Yukarıdaki basınla ilgili örnekler de göstermektedir ki, İsrail batıda tanımı yapılan demokratik, modern bir ulus-devlet değildir. Halk devlet aygıtının bir organı gibi. Siyonist kültür toplumun ortak kimliğini oluşturan noktalardan birisidir. İsrail Parlemntosu’nda siyonist olmadığını söyleyen sadece bir komunist milletvekili var. Devlet halkın nabzını iyi tutuyor. Vatandaş da Siyonist/Yahudi milliyetçiliği felsefesini büyük ölçüde benimsemiştir. İsrail’de erkekler 3 yıl kadınlar da 2 yıl zorunlu askerlik yaptıklarından olsa gerek, İsrail toplumu bu haliyle adeta disiplin altına alınmış askeri nitelikteki bir Neo-Sparta gibi.
Tel-Aviv batılı bir kent gibi. Seküler Yahudiler burada yaşıyor. Kentin merkezinde Osmanlı döneminden kalan camiler, çarşı, belediye binası ve liman binaları var. Cuma namazı ezanı açıktan okunuyor. Kudüs dışında yaşayan Yahudilerle Kudüs’te yaşayanlar arasında yaşam tarzı açısından büyük farklar bulunmaktadır.
İsrail halkı ekonomiden çok şikayet ediyor. Küresel kriz onları da etkilemiş görünüyor. İsrail hükümetinin Kudüs, Batı Şeria ve Gazze politikasından şikayetçi değiller. Barış yanlıları azalmış gibi. Önce Arafat’ı sonra da Abbas’ı suçluyorlar. Diyorlar ki “bizim zamanında verdiğimiz çok ileri tavizleri bile kabul etmediler. Zira, demografik avantajlarının artacağını ve Yahudilerin artan Arap nüfus içinde zamanla azınlığa gerileyeceğini düşündüler. Eninde sonunda azınlık olarak kalacak Yahudilerle anlaşma yapmayız demek istediler”. “Şu anda ise biz bu konuda yenilmedik. Araplarla dengeli bir nüfusumuz var.” Bu düşüncelerle hareket eden Yahudiler Kudüs ve Golan tepelerini tartışmaya bile açmıyorlar. Hatta Harem-i Şerif’i bile tartışmak istemiyorlar. İsrail’in resmi haritalarında, uluslararası hukuk tarafından tanınmayan Golan Tepeleri ve Kudüs sınırlar içinde gösteriliyor. Başbakan Netanyahu da “ekonomik barış” politikasını uygalamaya çalışıyor. Siyasal barışı gerçekleştiremedik. Ekonomik barış yapalım diyerek Filistinlileri itaati altında tutmak istiyor. Bu bağlamda toplam 144 dönüm arazi üzerinde yükselen Harem-i Şerif bile tartışma dışında tutuluyor. Oysa Clinton planı olarak bilinen ve zamanında Ehud Olmert ve Mahmud Abbas ile ulaşılan anlaşmaya göre Harem-i Şerif’in üstü Müslümanlara altı Yahudilere bırakılması şeklindeki çözüme bile bugün Netanyahu yanaşmak istemiyor. Bugün ortada bir statü belirsizliği var. Harem-i Şerif konusunda, Golan tepeleri, Batı Şeria, Gazze ve İsrail’i çevreleyen tüm sınırlarda bu durum sözkonusudur. İsrail bölgedeki ve Filistin’deki varlığına uzun vadeli bakıyor. Mevcut sınırlarda dahi nihai bir anlaşmadan uzak duruyor. Zira belirlenecek nihai sınırlar genişleme ve işgal politikalarına aykırı bir pozisyon sağlamaktadır.

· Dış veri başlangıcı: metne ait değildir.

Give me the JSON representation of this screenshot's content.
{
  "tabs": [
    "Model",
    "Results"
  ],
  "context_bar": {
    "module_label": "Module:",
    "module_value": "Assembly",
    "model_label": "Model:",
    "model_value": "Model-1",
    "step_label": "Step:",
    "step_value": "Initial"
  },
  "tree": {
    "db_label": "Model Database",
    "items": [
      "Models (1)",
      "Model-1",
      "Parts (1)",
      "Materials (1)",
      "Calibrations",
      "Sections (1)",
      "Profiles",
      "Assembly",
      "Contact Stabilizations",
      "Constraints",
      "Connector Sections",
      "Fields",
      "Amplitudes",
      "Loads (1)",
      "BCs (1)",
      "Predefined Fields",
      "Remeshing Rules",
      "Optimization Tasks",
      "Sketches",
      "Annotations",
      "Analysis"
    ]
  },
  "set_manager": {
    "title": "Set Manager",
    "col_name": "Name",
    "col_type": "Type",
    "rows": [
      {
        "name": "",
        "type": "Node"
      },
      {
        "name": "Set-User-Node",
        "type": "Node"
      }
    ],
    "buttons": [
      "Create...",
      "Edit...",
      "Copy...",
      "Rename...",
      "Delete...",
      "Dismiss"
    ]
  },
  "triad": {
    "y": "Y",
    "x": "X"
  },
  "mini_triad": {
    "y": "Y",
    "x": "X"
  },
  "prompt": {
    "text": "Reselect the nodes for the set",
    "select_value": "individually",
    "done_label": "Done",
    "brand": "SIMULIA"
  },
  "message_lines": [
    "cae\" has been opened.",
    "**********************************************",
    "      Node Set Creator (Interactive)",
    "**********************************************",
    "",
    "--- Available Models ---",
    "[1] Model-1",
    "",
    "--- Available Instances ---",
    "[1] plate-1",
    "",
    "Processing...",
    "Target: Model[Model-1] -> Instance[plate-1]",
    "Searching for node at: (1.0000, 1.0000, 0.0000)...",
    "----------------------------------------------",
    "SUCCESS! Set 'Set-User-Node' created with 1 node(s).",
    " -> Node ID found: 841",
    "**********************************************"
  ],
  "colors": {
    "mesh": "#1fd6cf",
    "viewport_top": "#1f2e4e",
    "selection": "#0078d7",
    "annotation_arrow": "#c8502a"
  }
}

İsrail’de Filistinlilerle barış karşısında tavır alan çok radikal akımlar var. Bunlar İsrail’de yaşam hakkı konusunda Yahudilerin önceliği olduğunu iddia ediyorlar, hatta bu konunun tartışılmasına bile tahammül edemiyorlar. Başta bu radikal akımlar olmak üzere hemen hemen tüm İsrail vatandaşları İsrail’i tek evleri olarak kabul ediyorlar. “Milat’tan sonra 70 yılında zorunlu olarak evimizi terkettik 1948’de de geri döndük. Evimize dönmemiz biraz rötarlı olduğu için bugün bazı sorunlarla karşı karşıyayız. Adeta yaz tatiline giden ev sahipleri gibiyiz. Döndüğümüzde uzun sure boş kalan evimizin işgal edildiğini gördük”. Bu görüşleri savunanlar İsrail’in ana vatanları olduğunu ve buranın asıl sahipleri oluklarını iddia etmek yanında işgal suçlamasını da Filistinlilere yöneltmiş oluyorlar.

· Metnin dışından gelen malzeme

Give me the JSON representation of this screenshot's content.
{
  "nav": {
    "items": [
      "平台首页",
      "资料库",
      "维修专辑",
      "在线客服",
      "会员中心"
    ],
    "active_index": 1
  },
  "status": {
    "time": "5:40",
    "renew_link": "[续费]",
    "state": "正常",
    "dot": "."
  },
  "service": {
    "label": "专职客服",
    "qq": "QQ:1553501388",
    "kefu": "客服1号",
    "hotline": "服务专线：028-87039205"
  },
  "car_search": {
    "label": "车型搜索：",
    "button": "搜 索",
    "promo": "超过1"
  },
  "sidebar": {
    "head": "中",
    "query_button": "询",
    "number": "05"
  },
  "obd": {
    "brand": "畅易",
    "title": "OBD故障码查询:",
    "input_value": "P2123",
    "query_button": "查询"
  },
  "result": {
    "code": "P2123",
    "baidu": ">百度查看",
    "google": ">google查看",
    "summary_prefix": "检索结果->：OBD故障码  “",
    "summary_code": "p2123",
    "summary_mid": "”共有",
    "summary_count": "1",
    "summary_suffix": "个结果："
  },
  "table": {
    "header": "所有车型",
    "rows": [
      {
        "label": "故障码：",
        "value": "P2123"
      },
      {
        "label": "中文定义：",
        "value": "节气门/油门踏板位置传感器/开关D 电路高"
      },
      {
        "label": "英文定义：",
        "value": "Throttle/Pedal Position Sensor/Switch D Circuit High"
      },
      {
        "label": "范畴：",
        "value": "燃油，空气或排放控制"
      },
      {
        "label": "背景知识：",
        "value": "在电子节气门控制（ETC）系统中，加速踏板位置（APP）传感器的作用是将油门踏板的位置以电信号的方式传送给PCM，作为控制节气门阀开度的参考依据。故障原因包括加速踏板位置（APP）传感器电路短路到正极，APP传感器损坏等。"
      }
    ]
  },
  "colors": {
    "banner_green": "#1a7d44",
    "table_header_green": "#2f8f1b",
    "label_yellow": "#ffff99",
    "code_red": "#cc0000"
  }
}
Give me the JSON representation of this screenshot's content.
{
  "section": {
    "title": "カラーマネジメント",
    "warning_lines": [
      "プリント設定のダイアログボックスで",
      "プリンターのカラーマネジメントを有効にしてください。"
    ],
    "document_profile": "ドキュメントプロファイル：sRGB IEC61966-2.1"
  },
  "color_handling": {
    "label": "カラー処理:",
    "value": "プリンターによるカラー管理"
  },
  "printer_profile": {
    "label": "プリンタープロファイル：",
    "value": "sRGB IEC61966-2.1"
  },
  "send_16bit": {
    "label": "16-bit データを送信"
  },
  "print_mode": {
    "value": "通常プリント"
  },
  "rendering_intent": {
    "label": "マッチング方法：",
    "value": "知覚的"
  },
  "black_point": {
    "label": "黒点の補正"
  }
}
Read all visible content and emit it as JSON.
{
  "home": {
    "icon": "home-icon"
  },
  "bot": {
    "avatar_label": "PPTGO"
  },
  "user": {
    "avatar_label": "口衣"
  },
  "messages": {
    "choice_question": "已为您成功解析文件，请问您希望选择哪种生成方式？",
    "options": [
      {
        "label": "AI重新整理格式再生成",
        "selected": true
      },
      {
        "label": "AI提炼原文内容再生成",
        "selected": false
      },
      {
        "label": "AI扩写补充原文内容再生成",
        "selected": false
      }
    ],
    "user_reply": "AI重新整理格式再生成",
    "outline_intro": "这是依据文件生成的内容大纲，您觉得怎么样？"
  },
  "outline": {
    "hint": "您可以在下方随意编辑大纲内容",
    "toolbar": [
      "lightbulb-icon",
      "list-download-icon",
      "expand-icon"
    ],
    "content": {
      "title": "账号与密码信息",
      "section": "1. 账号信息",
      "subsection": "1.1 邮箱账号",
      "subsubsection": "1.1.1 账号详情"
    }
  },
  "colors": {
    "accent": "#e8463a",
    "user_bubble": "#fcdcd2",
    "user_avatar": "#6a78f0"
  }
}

Toprak ve mülk konusunda da yasalar Filistinliler aleyhine işletilmektedir. Askeri alan ilan edilen topraklara Filistinlilerin girmesi dahi yasaktır. Bir tarım arazisi 49 yıllığına askeri alan ilan edilmektedir. Ayrıca başka bir yasa da 20 yıl kullanılmayan mülk ve toprağın kamulaştırılmasına olanak veriyor. Bu yasalara dayanarak filistinli arapların vakıfları, tarım arazileri, ev ve işyerleri ellerinden alınmaktadır. Hatta söz konusu açıdan bir arazi askeri alan edildikten sonra yasak dolayısıyla arazisine ve içindeki evine giremeyen Filistinli 20 yıl sonra, arazisini ve evini kullanmadığı için kamulaştırma uygulamasına maruz kalıp mülkünü tamamiyle kaybetmektedir.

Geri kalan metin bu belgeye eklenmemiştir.